Pourtant, pourtant...
La force principale de ce long-métrage s'appelle Tom Cruise. Je n'exagérerai pas en disant que le bonhomme signe une de ses meilleures performances. Faut dire que son style (costard beige, barbe grise naissante, cheveux argentés) aide beaucoup à donner une dimension quasiment divine à son personnage. De plus, sa philosophie pessimiste et misanthrope de la vie et des humains exploite une facette très sombre. On retrouve aussi cette dernière dans les meurtres perpétués : une froideur exemplaire, un regarde profond et vide à la fois, un voix lourde. Il ne transmet aucune émotion, ou si, peut-être une : l'ennui. Le fait de ne pas connaître pas son passé confère une aura mystérieuse, quelque chose qui donne la chaire de poule et qui tend à la vénération (et oui, tant que ça !).

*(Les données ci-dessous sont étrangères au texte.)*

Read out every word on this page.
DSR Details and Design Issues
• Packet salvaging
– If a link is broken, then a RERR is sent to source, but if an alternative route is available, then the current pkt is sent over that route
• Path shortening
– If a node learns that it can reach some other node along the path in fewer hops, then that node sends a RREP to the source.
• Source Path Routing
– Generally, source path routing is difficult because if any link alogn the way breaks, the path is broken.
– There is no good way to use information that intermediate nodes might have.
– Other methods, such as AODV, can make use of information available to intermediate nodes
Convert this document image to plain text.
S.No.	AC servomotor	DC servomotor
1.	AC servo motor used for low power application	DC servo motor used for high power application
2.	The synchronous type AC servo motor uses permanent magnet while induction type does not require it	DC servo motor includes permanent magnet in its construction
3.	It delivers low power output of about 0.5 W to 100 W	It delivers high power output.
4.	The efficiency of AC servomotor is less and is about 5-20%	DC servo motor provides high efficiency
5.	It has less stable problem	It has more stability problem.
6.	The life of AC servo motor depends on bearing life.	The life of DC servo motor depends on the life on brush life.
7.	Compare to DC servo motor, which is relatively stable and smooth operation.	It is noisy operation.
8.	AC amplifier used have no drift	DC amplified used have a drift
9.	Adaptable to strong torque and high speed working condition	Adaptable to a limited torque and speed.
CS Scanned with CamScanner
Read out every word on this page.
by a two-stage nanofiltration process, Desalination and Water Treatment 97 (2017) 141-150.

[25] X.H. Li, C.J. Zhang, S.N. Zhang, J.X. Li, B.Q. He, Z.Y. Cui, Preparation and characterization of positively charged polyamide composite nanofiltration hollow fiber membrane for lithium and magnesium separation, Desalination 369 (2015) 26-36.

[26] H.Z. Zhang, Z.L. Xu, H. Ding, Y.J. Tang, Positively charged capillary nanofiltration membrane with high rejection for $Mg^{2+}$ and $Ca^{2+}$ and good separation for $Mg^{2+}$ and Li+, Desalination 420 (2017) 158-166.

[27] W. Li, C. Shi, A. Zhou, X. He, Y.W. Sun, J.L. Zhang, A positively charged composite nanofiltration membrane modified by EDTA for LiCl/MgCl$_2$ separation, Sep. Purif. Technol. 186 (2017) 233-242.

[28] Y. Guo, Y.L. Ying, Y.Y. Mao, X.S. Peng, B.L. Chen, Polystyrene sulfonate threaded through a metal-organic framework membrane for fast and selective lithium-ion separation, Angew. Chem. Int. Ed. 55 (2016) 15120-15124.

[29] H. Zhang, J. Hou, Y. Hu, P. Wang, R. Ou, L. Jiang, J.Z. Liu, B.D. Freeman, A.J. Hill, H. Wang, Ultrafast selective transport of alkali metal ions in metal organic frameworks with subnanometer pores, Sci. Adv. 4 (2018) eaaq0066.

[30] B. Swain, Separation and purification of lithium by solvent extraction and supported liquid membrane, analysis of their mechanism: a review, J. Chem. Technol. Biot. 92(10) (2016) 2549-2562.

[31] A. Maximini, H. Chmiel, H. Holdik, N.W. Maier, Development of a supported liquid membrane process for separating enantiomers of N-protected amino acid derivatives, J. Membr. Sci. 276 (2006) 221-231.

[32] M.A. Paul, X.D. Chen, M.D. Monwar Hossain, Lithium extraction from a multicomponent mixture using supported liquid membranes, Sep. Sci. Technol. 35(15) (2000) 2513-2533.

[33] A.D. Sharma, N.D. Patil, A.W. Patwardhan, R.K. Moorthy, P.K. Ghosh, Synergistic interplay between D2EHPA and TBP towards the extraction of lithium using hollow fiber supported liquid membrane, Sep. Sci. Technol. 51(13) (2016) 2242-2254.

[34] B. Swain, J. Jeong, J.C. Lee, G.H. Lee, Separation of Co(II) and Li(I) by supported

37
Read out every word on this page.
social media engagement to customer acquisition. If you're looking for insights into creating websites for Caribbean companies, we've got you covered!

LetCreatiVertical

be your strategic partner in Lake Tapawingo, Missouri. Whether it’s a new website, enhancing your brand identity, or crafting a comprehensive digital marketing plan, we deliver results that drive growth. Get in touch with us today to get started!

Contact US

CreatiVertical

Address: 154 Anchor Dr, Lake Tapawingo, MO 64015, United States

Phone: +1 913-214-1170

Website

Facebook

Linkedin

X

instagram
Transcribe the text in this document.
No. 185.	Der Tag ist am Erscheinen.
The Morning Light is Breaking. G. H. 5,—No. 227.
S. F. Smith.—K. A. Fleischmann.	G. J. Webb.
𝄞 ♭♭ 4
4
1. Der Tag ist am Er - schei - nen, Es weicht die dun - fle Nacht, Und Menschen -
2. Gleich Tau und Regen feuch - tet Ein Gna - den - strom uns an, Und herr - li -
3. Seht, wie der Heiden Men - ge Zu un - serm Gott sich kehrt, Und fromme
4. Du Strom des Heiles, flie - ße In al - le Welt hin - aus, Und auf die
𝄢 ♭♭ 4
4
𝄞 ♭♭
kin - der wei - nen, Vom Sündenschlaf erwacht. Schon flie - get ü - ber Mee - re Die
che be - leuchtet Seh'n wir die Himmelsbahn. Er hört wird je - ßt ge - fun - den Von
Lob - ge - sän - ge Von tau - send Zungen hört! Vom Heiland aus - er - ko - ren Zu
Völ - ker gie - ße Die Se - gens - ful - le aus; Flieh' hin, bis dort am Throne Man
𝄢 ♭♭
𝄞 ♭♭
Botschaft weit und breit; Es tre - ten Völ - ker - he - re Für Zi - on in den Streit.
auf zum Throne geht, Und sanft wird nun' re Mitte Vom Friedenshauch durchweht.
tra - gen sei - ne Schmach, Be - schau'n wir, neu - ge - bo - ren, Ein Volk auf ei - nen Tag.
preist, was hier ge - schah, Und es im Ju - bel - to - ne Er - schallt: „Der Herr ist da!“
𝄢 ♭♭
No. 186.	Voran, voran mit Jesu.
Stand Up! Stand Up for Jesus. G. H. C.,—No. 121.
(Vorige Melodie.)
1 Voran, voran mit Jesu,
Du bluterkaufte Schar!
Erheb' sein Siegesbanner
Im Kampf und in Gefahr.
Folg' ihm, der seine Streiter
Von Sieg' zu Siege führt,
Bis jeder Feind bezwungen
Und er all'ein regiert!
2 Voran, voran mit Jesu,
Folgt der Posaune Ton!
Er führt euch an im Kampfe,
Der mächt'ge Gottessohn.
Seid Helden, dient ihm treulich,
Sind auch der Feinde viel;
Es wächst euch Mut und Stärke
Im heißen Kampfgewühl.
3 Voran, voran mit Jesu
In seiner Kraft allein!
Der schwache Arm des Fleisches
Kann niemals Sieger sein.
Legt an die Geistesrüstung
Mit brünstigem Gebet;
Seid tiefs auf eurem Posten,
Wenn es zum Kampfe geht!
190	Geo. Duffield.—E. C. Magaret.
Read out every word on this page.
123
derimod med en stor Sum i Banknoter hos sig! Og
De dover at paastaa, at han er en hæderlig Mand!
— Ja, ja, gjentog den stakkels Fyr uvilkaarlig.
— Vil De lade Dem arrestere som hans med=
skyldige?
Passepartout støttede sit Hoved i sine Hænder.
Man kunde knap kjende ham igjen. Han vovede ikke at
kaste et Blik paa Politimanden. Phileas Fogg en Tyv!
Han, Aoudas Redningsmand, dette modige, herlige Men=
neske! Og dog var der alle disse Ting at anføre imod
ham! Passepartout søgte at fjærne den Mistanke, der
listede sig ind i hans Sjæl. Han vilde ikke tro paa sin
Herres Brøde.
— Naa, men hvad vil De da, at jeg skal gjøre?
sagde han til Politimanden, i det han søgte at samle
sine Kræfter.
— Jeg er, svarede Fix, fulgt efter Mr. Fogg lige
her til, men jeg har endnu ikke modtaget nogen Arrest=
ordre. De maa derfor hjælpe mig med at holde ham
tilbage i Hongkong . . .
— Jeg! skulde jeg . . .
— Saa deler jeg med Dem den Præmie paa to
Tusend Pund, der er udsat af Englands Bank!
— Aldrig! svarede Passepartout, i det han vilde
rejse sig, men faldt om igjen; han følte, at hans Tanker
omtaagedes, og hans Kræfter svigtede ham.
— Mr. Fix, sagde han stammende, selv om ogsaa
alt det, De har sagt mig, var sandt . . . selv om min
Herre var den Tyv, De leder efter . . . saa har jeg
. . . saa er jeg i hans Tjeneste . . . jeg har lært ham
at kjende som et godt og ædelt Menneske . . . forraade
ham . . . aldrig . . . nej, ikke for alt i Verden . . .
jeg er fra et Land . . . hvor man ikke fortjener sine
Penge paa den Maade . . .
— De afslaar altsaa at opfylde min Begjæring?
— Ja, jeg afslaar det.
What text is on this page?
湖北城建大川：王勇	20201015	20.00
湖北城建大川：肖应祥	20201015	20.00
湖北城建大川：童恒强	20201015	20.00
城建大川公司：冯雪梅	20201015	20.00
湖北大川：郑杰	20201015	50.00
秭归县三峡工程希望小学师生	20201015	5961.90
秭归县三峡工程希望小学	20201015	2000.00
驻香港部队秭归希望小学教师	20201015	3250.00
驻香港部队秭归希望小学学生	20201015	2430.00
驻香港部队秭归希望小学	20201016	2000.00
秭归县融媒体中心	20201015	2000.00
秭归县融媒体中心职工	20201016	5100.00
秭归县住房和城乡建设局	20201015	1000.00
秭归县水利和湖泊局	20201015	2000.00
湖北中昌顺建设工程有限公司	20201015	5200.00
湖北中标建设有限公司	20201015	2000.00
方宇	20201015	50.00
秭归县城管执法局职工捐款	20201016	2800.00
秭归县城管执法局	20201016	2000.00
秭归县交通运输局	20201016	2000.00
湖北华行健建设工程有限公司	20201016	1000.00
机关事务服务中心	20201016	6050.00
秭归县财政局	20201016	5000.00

Bref, tous les éléments sont présents pour insuffler une dynamique obscure et puissante au film.
Ce n'est pas le cas de Jamie Foxx qui incarne un chauffeur de taxi à l'opposé de Tom Cruise. Vivant dans l'idéal d'un monde meilleur (les limousines, l'île paradisiaque), tout en acceptant son sort et en l'appréciant (il ne se plaint jamais de son travail), il fait office de pilier. Seul rempart face au côté obscur/violent de son passager. Pourtant, au cours du film, il finira par se "métamorphoser", acceptant -encore une fois- son sort. Comme le montre la scène avec sa mère à l'hôpital, c'est un être faible, sans histoire, mais particulièrement têtu (il n'obéit qu'avec un pistolet sur sa tempe, dixit sa mère, figure douce et réjouissante). Cette "métamorphose" commence vraiment quand il se fait passer pour Vincent (le nom du passager) auprès d'une sorte de malfrat. Le dialogue qui s'ensuit dévoile une force secrète, enfouie sous les bons sentiments. Il est tombé dans les méandres de la violence.
Toutefois, quelques résidus de sa bonté passée resurgissent, grâce au personnage de la procureure, interprétée par la charmante Jada Pinkett Smith (les deux derniers volets de "Matrix"). La fin qui confronte ses deux comportements permet de voir que l'amour (ou les bons sentiments) l'emportent sur le reste.
Niveau réalisation, c'est un pur plaisir. Le style de Mann est, bien sûr, toujours présent : scènes d'action virevoltantes (le bar), caméra très excitée, beauté des plans (Los Angeles by night) et j'en passe des plus belles. Le fait que Collatéral soit tourné de nuit n'est pas anodin. Le côté noir (la nuit) assure une atmosphère intimiste, sombre. Tom Cruise, tout de beige/blanc vêtu tranche complètement avec cette ambiance. Une sorte d'antichrist venu pour casser les limites, la monotonie exaspérante de cette vie.
Si les scènes d'action sont d'une maîtrise quasiment parfaite, le film souffre de quelques petits défauts, comme une tendance assez gênante au mélodrame (l'histoire entre Foxx et la procureure) et aux dialogues assez ennuyeux (l'accalmie dans le taxi, mal gérée). Les seconds-rôles (le flic, en particulier) sont peu intéressants et assez inutiles. Pourquoi suivre son enquête, chose qui n'apporte absolument rien ?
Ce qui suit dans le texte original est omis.